Toprağın primer minerallerinin türediği ana madde diğer horizonların altında yer alır ve C horizonu olarak adlandırılır. C horizonu toprak materyali veya toprak ana materyalini oluşturan tabakadır. Bu katman, toprak oluşum süreçlerinden fazla etkilenmemiş ve sıkışmamış materyal katmanıdır. Gevşemiş ve dağılmış bir tabakadır. Genellikle fiziksel kimyasal ve mineralojik yapı bakımından üstündeki toprak tabakasına benzerlik gösteren ve hiç olmazsa üstündeki toprağın bir kısmının bundan meydana geldiği kabul edilen horizondur. Mikroorganizmaların çok az etkisi altında kalmış bir tabakadır. C horizonu bazen ana kayadan meydana gelebilir.

R Horizonu

C horizonun daha alt kısımlarında değişime uğramamış tamamıyla masif kayadan oluşmuş bedrock (ana kayaç) denilen R katmanı bulunur.
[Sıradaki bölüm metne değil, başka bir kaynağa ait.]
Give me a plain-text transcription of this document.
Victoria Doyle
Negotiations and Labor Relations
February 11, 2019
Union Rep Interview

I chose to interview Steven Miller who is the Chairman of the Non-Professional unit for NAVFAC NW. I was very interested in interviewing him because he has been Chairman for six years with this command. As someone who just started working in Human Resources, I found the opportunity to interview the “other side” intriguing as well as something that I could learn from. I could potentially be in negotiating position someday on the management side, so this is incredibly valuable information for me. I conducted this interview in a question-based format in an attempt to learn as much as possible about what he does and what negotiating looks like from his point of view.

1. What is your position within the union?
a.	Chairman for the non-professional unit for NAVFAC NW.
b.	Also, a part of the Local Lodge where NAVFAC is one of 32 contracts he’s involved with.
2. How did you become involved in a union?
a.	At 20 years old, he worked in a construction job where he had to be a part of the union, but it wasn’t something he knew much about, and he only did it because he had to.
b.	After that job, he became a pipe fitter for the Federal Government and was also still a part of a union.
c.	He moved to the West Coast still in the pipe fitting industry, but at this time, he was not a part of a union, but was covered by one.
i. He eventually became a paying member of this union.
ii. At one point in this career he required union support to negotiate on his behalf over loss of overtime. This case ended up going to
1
Görüldüğü gibi adlandırmalar harf sırasına göre gitmekte ve katmanlar kendi aralarında da A0, A1, Ap, Ad, vb. şekilde alt katmanlara ayrılmaktadır.
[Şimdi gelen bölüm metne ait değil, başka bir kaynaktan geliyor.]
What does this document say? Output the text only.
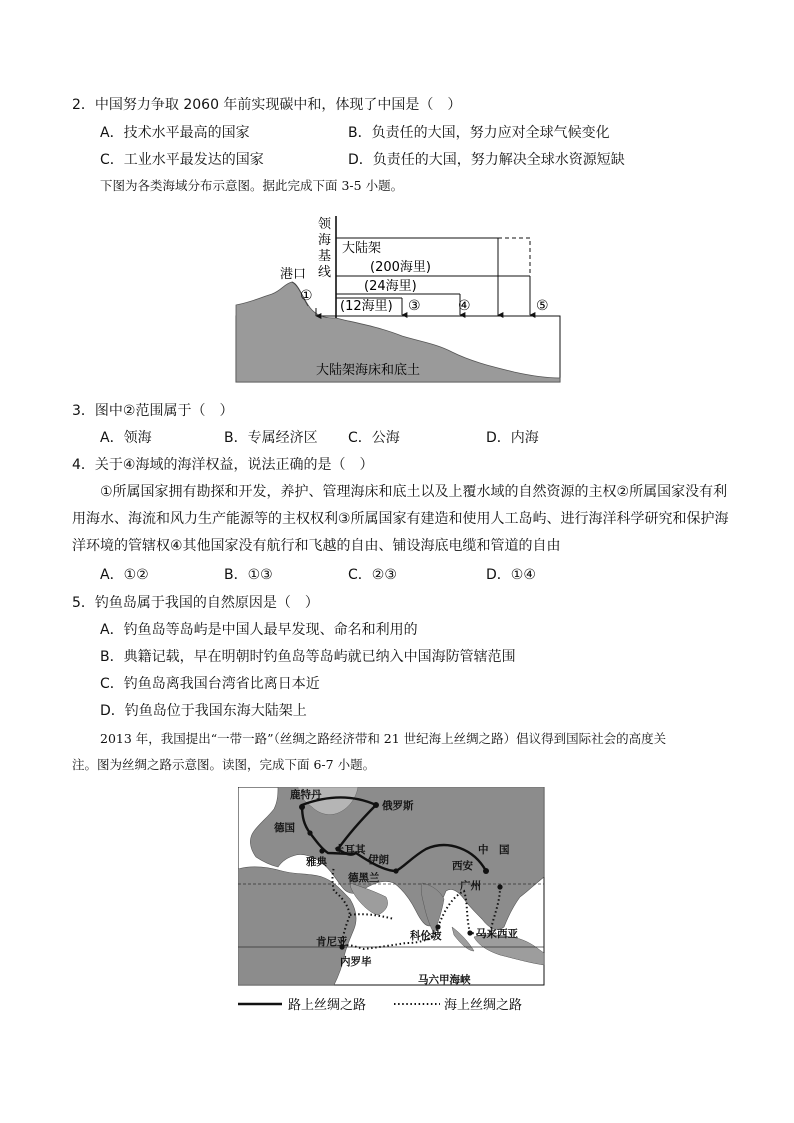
2．中国努力争取 2060 年前实现碳中和，体现了中国是（　）
A．技术水平最高的国家	B．负责任的大国，努力应对全球气候变化
C．工业水平最发达的国家	D．负责任的大国，努力解决全球水资源短缺
下图为各类海域分布示意图。据此完成下面 3-5 小题。
领
海
基
线
港口
大陆架
(200海里)
(24海里)
(12海里)
①
③	④	⑤
大陆架海床和底土
3．图中②范围属于（　）
A．领海	B．专属经济区 C．公海	D．内海
4．关于④海域的海洋权益，说法正确的是（　）
①所属国家拥有勘探和开发，养护、管理海床和底土以及上覆水域的自然资源的主权②所属国家没有利用海水、海流和风力生产能源等的主权权利③所属国家有建造和使用人工岛屿、进行海洋科学研究和保护海洋环境的管辖权④其他国家没有航行和飞越的自由、铺设海底电缆和管道的自由
A．①②	B．①③	C．②③	D．①④
5．钓鱼岛属于我国的自然原因是（　）
A．钓鱼岛等岛屿是中国人最早发现、命名和利用的
B．典籍记载，早在明朝时钓鱼岛等岛屿就已纳入中国海防管辖范围
C．钓鱼岛离我国台湾省比离日本近
D．钓鱼岛位于我国东海大陆架上
2013 年，我国提出“一带一路”（丝绸之路经济带和 21 世纪海上丝绸之路）倡议得到国际社会的高度关
注。图为丝绸之路示意图。读图，完成下面 6-7 小题。
鹿特丹
俄罗斯
德国
土耳其
雅典	伊朗
中　国
西安
德黑兰
广州
科伦坡
肯尼亚
马来西亚
内罗毕
马六甲海峡
路上丝绸之路	海上丝绸之路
Toprak Tabakaları İçin Kullanılan Bazı Terimler

Solum: Solum toprak yapıcı kuvvetlerin etkisiyle meydana gelmiş genetik toprak katmanı olarak tanımlanabilir. Normal topraklarda solum A ve B horizonlarından oluşur veya toprak profilinin ana materyalden yukarıdaki kısmıdır. Buna gerçek toprak tabakası da diyebiliriz. Böyle olmakla beraber bazı topraklarda bunu belirlemek güçtür. Bu sebeple gerçek toprak tabakası keyfi olarak belirlenmektedir. Mesela köklerin alt sınırına kadar olan kısım solum kabul edilmektedir.

Üst Toprak: Genel bir terimdir ve çeşitli anlamlarda kullanılmaktadır.
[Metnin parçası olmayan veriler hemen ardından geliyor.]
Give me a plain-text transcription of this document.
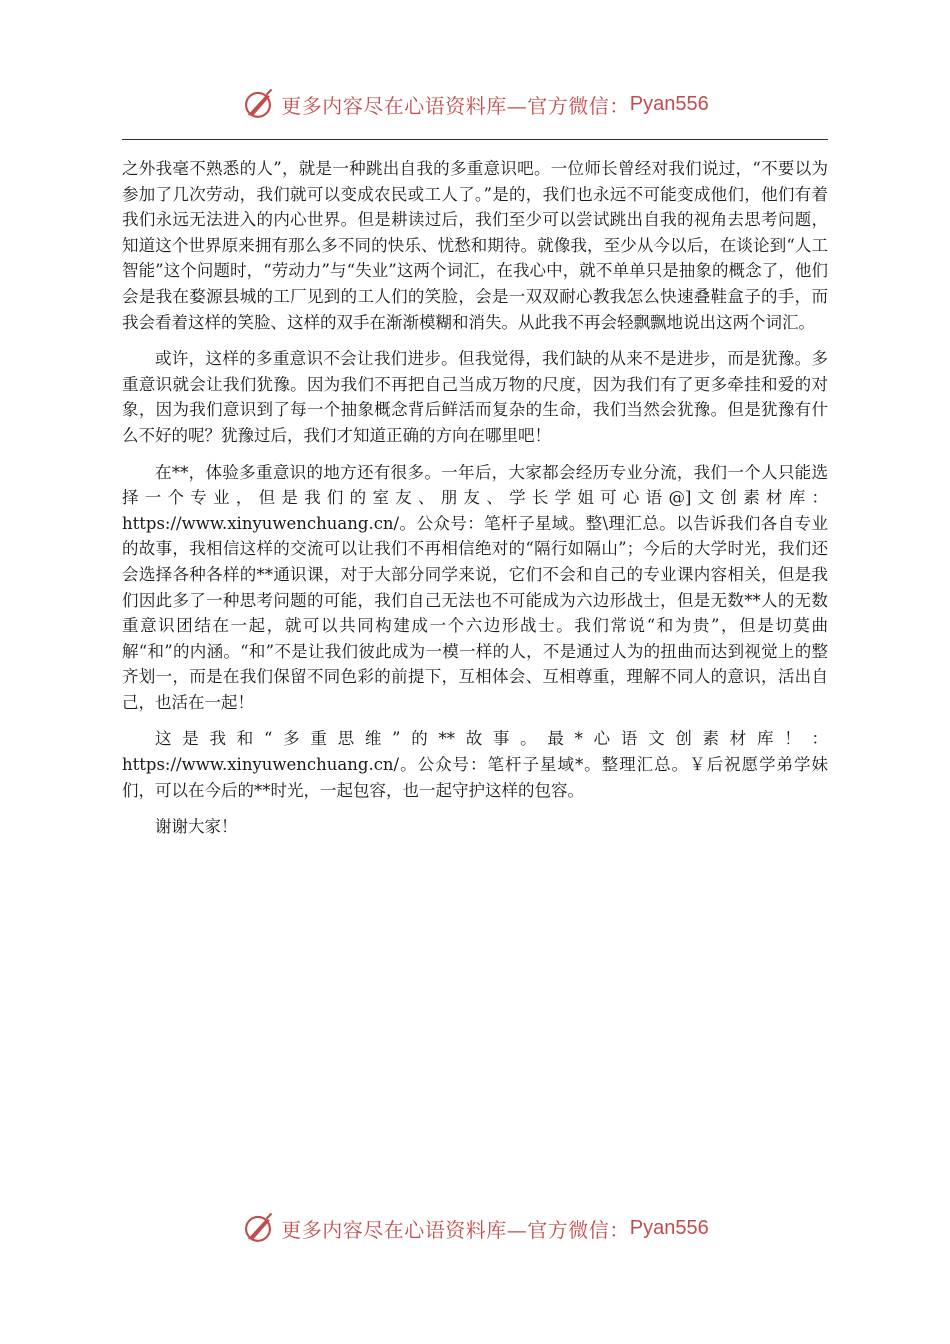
更多内容尽在心语资料库—官方微信： Pyan556

之外我毫不熟悉的人”，就是一种跳出自我的多重意识吧。一位师长曾经对我们说过，“不要以为参加了几次劳动，我们就可以变成农民或工人了。”是的，我们也永远不可能变成他们，他们有着我们永远无法进入的内心世界。但是耕读过后，我们至少可以尝试跳出自我的视角去思考问题，知道这个世界原来拥有那么多不同的快乐、忧愁和期待。就像我，至少从今以后，在谈论到“人工智能”这个问题时，“劳动力”与“失业”这两个词汇，在我心中，就不单单只是抽象的概念了，他们会是我在婺源县城的工厂见到的工人们的笑脸，会是一双双耐心教我怎么快速叠鞋盒子的手，而我会看着这样的笑脸、这样的双手在渐渐模糊和消失。从此我不再会轻飘飘地说出这两个词汇。

或许，这样的多重意识不会让我们进步。但我觉得，我们缺的从来不是进步，而是犹豫。多重意识就会让我们犹豫。因为我们不再把自己当成万物的尺度，因为我们有了更多牵挂和爱的对象，因为我们意识到了每一个抽象概念背后鲜活而复杂的生命，我们当然会犹豫。但是犹豫有什么不好的呢？犹豫过后，我们才知道正确的方向在哪里吧！

在**，体验多重意识的地方还有很多。一年后，大家都会经历专业分流，我们一个人只能选择一个专业，但是我们的室友、朋友、学长学姐可心语@]文创素材库：https://www.xinyuwenchuang.cn/。公众号：笔杆子星域。整\理汇总。以告诉我们各自专业的故事，我相信这样的交流可以让我们不再相信绝对的“隔行如隔山”；今后的大学时光，我们还会选择各种各样的**通识课，对于大部分同学来说，它们不会和自己的专业课内容相关，但是我们因此多了一种思考问题的可能，我们自己无法也不可能成为六边形战士，但是无数**人的无数重意识团结在一起，就可以共同构建成一个六边形战士。我们常说“和为贵”，但是切莫曲解“和”的内涵。“和”不是让我们彼此成为一模一样的人，不是通过人为的扭曲而达到视觉上的整齐划一，而是在我们保留不同色彩的前提下，互相体会、互相尊重，理解不同人的意识，活出自己，也活在一起！

这是我和“多重思维”的**故事。最*心语文创素材库！：https://www.xinyuwenchuang.cn/。公众号：笔杆子星域*。整理汇总。￥后祝愿学弟学妹们，可以在今后的**时光，一起包容，也一起守护这样的包容。

谢谢大家！

更多内容尽在心语资料库—官方微信： Pyan556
a) Toprak yüzeyindeki pulluk tabakası anlamında ve yüzey toprak anlamında;

b) A1 horizonu anlamıda, bu halde derinliği çok değişebilir.

c) Organik maddece zengin, verimli topraklar anlamında

d) A horizonu anlamında kullanılır.

Yüzey Toprak: Toprak işleme aletleriyle hareket eden toprak tabakasını, yani 10-20 cm.lik bir toprak tabakasını ifade eder.

Alt Toprak: Belirli horizonları içeren profilde B horizonuna karşılıktır. Zayıf profilli topraklarda, alt toprak, yüzey toprağın altındaki, köklerin normal gelişebildikleri tabakayı belirler.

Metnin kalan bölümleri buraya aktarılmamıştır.